インタビュー

Whyte Seeds


PHOTO:RASMUG HÄGG

〈輝けるロックのゴールデン・エイジ〉──そう、ロックが音楽シーンのメインストリームであり続けた、あの60~70年代の凄まじい熱気と独特の空気がここにはある! スウェーデンの超新星ロックンロール・バンド、ホワイト・シーズのデビュー・アルバム『Memories Of Enemies』は、その空気を濃すぎるほどに含みながらもカビた臭いをまったく感じさせない、換気性バッチリの爽快な〈モダン・クラシック〉的傑作に仕上がっている。

「60~70年代には、本当にたくさんの素晴らしい音楽が作られた。だからその時代の影響を受けていなかったら、かえってマヌケだよ。俺らはみんな70年代生まれだから、自然にその時代の音楽をママから授乳されたんだ。ロックンロール・マザー・ミルク!!」(オーレ・バーグベリー:以下同)。

 ここまであっけらかんと、その影響について肯定されるとかえって気持ちがいい。もっとも彼らが非常にユニークなのは、〈ロック〉や〈70's〉を前提にしつつも、そこに拘泥されることなく、より広範囲な音楽性を内包しているところにある。

「ロックはブルース、カントリー、ソウルから発展したものだから、俺たちのサウンドにそういった要素が入っているのはそんなに変わったことではない。ロックのルーツを探求するのはおもしろいしね。だいたいさ、すべてのロックがレディオヘッドから始まったと思ってるとしたら、ちょっと大変なことだぜ」。

 それはもちろんそうなのだけれど、彼らが凄いのはまさにその音楽的ルーツの幅広さ、というかムチャクチャさである。

「俺は古いパンクとパブ・ロックが好きで、アクセル(・ロバック)は古いリズム&ブルースとソウルが好き。ニコ(・ジャンコ)はクラシック・ヘヴィーメタルを愛してるし、ビヨルン(・リネビー)は俺たちのブルース・ギター・ヒーロー(でもアウトキャストとエールが好き)。ハンク(・リンディーン)に至っては純粋なカントリー・マニアだしね」。

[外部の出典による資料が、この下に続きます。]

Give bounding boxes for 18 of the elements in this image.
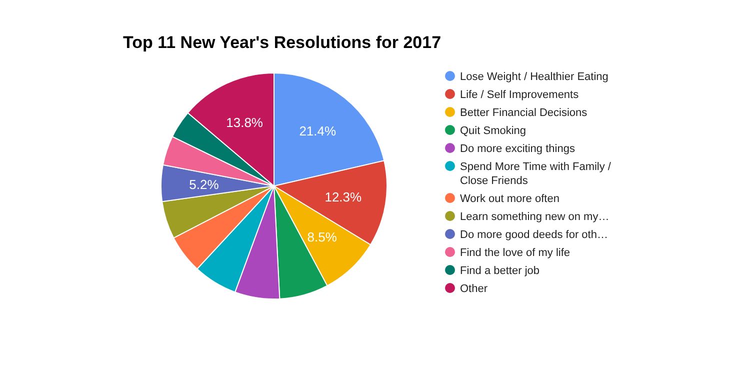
legend-label: Spend More Time with Family / Close Friends: [460, 161, 612, 187]
legend-label: Learn something new on my…: [460, 211, 610, 223]
legend-label: Do more good deeds for oth…: [460, 229, 608, 241]
legend-label: Other: [460, 283, 488, 295]
data-label: 21.4%: [299, 124, 336, 139]
legend-label: Work out more often: [460, 193, 560, 205]
chart-title: Top 11 New Year's Resolutions for 2017: [123, 33, 442, 52]
legend-label: Life / Self Improvements: [460, 89, 580, 101]
data-label: 5.2%: [189, 176, 220, 192]
legend-label: Do more exciting things: [460, 143, 576, 155]
legend-label: Quit Smoking: [460, 125, 526, 137]
legend-label: Find a better job: [460, 265, 540, 277]
data-label: 8.5%: [307, 229, 338, 244]
data-label: 12.3%: [324, 190, 362, 205]
legend-label: Better Financial Decisions: [460, 107, 588, 119]
legend-label: Lose Weight / Healthier Eating: [460, 71, 608, 83]
data-label: 13.8%: [226, 114, 264, 130]
legend-label: Find the love of my life: [460, 247, 570, 259]
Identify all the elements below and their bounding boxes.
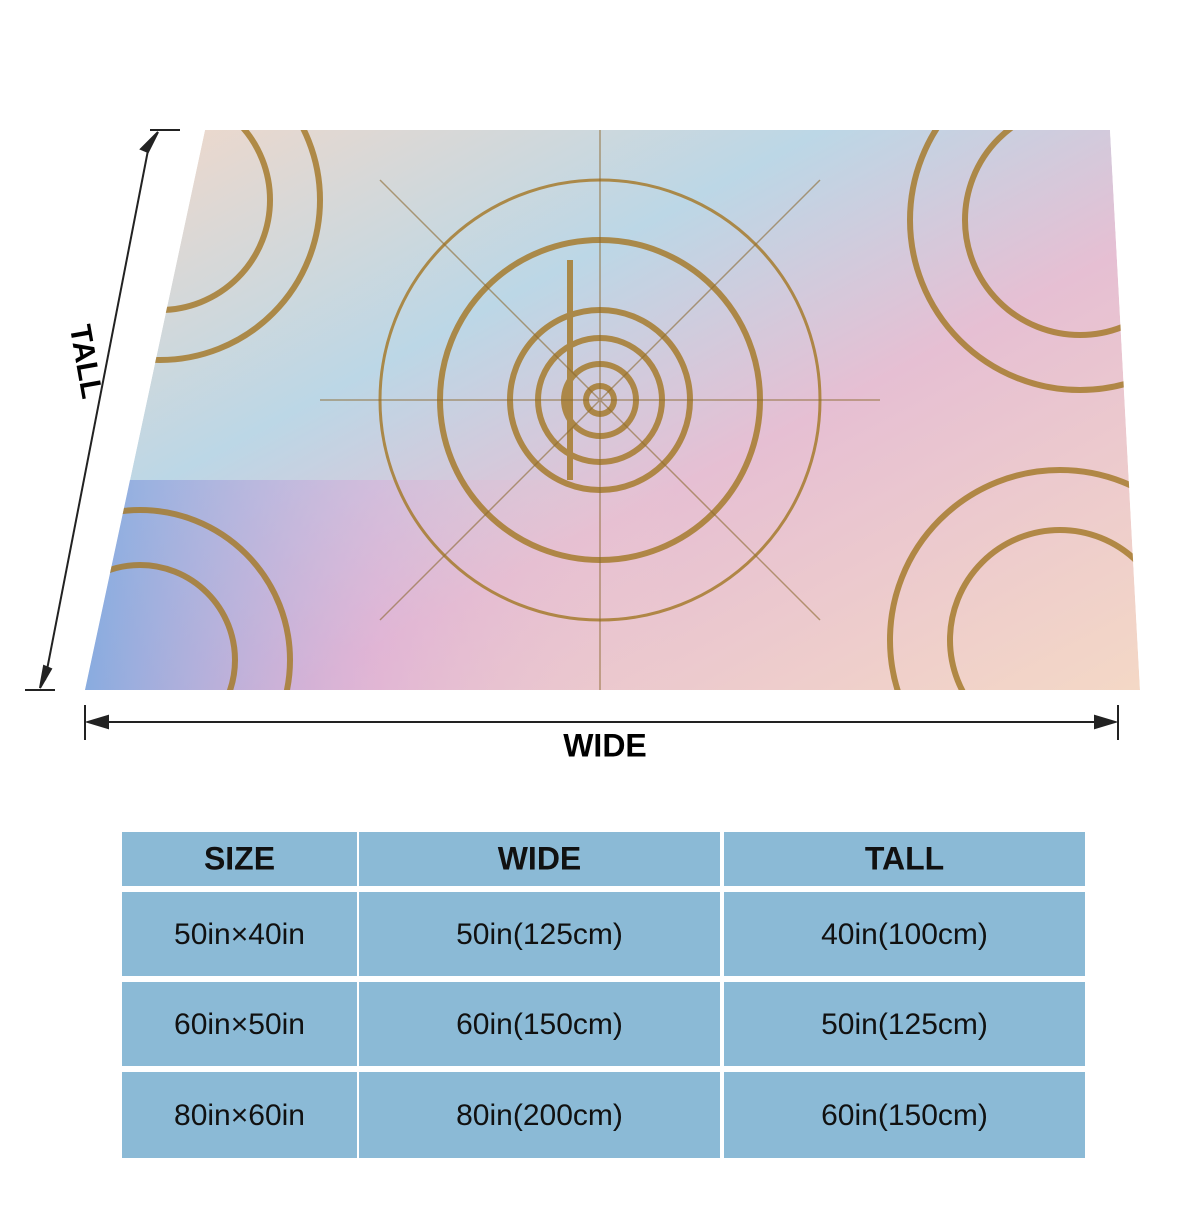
table-cell [359,1072,720,1158]
cell-text: 50in×40in [174,918,305,951]
cell-text: 80in×60in [174,1099,305,1132]
cell-text: 60in(150cm) [821,1099,988,1132]
size-table: SIZE WIDE TALL 50in×40in 50in(125cm) 40in(100… [122,832,1085,1158]
cell-text: 50in(125cm) [821,1008,988,1041]
cell-text: 50in(125cm) [456,918,623,951]
wide-label: WIDE [563,727,647,763]
table-cell [122,1072,357,1158]
table-cell [724,1072,1085,1158]
cell-text: 80in(200cm) [456,1099,623,1132]
table-cell [359,982,720,1066]
header-text: WIDE [498,840,582,876]
tall-arrow [25,129,180,691]
cell-text: 60in(150cm) [456,1008,623,1041]
table-cell [122,832,357,886]
cell-text: 60in×50in [174,1008,305,1041]
blanket [85,130,1140,690]
wide-arrow [84,705,1119,740]
header-text: TALL [865,840,944,876]
tall-label: TALL [63,322,108,401]
table-cell [359,892,720,976]
header-text: SIZE [204,840,275,876]
cell-text: 40in(100cm) [821,918,988,951]
table-cell [122,982,357,1066]
table-cell [122,892,357,976]
table-cell [724,982,1085,1066]
table-cell [724,832,1085,886]
table-cell [724,892,1085,976]
table-cell [359,832,720,886]
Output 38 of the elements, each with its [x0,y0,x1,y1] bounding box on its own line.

 こうした各メンバーの(違いすぎる)嗜好が渾然一体となって、ハードでサイケでグラムで万華鏡のようにカラフルな、あの黄金時代の香りをリアルに蘇らせることに成功している。同郷のハイヴスやマンドゥ・ディアオが、ひたすらストイックにプリミティヴなガレージ道を邁進することでオールド・ロックを蘇生させたのとは、アプローチの仕方が決定的に異なっている。そんなホワイト・シーズの異端ぶりがもっとも発揮されているのが、アップテンポなロックンロール・ナンバーが並ぶなかで、ひときわ妖しく幻想的な輝きを放つスロウ・ナンバー“Memories Of Enemies”である。

「これって実は、俺が初めて作った曲なんだよ。この曲のクールで妖しいフィーリングは、アルバム全体の基準になっていると思う。だからアルバム・タイトルに選んだのさ」。

 淡いサイケデリアの向こうに深い叙情を感じさせるこの曲は、まるでシド・バレットが憑依したかのように美しく、ロックンロール一辺倒ではない彼らの深淵ぶりをまざまざと見せつけてくれる。この一曲が示すように、ホワイト・シーズのサウンドは、熱いエナジーを放出しながらもどこか醒めた、クールな視点を感じさせずにはいられない、という意見に対しても、「実際のところ、それは正しいと思うよ」と、はっきり認めていた。みずからのルーツ・ミュージックに愛情と敬意を思いっきり表明しながらも、ある程度の距離を置いて、なかば確信犯的に〈黄金時代サウンド〉を再構築していくアプローチは、ミクスチャーやメロディック・パンクが隆盛している現在のロック・シーンだからこそ有効なのかもしれない。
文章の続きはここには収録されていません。